京都大学2005年度特別公開講座(全学共通科目:環境政策論IB)
環境を考える経済人の会21(B-LIFE21)
「地球環境―企業と市民社会の対話と協力―」
第5回 『持続可能な社会をめざして-NGOと企業のパートナーシップの可能性-』

講師:すぎ本育生
日時:2005.10.27


<講義内容>

1.  持続可能な社会とは

「持続可能な社会」とは環境・経済・社会的公正の調和のとれた状態を指す。日本では夢物語と捉えられがちだが、デンマークのように経済が成長してもCO2排出量は減らした例など、一国経済において環境と経済成長の両立を実現している国もある。ドイツのエッカーンフェルデという地域では、自転車と公共交通機関を活用して自動車が乗り入れない街を実現させた。また環境・情報関係のベンチャー企業をサポートし、経済的にも活性化している。地域の取り組みが重要であり、環境市民でも「日本の環境首都コンテスト」を実施している。

2. 日本の環境ビジネスへの疑問

日本では再利用よりもリサイクル優先で、大量生産・大量消費というスタイルの解消につながっていない。また自治体の負担が重く、現在の容器包装リサイクル法の改正論議も調整が困難な状況にある。一方で、技術革新に期待しすぎる傾向もある。

3. 企業の環境活動、CSR活動の課題

日本企業は個々の企業内の取り組みには積極的だが、社会システムの変更に対して消極的である。CSR報告書の提出自体は評価するものの、広報活動の域を出ないものも多い。内容の検証可能性の向上を含め、今後は市民社会との対話の手段として改善していくことが必要である。

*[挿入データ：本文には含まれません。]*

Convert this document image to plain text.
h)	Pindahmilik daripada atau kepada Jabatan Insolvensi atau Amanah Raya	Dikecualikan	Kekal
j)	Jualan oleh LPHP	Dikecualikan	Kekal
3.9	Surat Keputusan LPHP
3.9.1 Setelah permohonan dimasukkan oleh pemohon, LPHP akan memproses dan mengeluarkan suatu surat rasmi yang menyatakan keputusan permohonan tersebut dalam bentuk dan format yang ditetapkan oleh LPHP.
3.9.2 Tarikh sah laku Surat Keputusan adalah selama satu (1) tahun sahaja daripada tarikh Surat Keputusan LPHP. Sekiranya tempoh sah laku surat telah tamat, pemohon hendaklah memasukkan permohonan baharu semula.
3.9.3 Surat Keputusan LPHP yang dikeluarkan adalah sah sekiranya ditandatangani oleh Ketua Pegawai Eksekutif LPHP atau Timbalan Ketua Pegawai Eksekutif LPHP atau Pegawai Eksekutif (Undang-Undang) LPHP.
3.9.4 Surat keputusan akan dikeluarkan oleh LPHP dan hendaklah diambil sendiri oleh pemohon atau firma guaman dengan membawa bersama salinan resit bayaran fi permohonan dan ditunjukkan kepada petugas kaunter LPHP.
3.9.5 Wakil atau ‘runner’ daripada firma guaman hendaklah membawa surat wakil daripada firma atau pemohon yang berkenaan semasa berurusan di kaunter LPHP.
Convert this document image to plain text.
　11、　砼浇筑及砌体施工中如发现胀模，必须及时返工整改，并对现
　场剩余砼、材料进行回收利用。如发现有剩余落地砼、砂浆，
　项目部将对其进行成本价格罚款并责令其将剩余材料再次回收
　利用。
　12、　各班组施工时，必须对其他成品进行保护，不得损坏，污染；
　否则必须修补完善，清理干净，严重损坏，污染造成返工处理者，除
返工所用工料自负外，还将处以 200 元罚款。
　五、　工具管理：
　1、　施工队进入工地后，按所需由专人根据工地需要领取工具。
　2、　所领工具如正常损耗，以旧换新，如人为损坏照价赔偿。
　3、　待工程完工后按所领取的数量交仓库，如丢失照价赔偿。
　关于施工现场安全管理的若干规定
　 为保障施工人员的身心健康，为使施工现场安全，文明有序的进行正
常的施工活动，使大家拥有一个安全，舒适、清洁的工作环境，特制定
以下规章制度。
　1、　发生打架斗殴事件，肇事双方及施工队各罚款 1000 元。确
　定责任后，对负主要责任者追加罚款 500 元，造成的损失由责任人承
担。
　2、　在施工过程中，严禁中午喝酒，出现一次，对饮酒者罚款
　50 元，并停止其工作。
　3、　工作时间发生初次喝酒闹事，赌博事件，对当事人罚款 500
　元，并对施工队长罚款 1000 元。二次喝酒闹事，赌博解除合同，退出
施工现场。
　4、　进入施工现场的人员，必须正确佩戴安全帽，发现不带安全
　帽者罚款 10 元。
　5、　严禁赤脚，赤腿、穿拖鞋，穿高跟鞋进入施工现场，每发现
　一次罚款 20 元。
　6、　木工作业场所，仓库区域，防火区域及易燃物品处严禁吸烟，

4. 企業とNPOとの協働:グリーン購入ネットワークの経験から

企業とNPOの協働は、相互の利益が一致する部分で進めていくことが重要である。グリーン購入ネットワーク(Green Purchasing Network)は環境市民や滋賀県の取り組みを契機に設立された、民間主体の取り組みである。日本のモデルとして欧州やアジアで設立が相次いでいる。

5. グリーンコンシューマー活動にもっと関心を

京都市内の全スーパーを訪問調査した成果をまとめて公表したものが、「グリーン購入法」の制定につながった。企業と敵対するのではなく、本質的な努力をしている企業を応援していきたい。プリウスやノンフロン冷蔵庫、省エネラベルの受容に見られるように、消費行動が社会のあり方を変える影響力を持っている。消費者への情報提供には、環境団体や自治体も関わって信頼性を高めることが重要である。

6. 提案

企業は、企業利益と社会的利益を結びきに関して社員の理解を深めるよう努力する必要がある。

<質疑応答>

講演後、京都の公共交通機関(バス、路面電車)やNPOの求人状況、京都市の環境政策の問題について質疑応答が交わされた。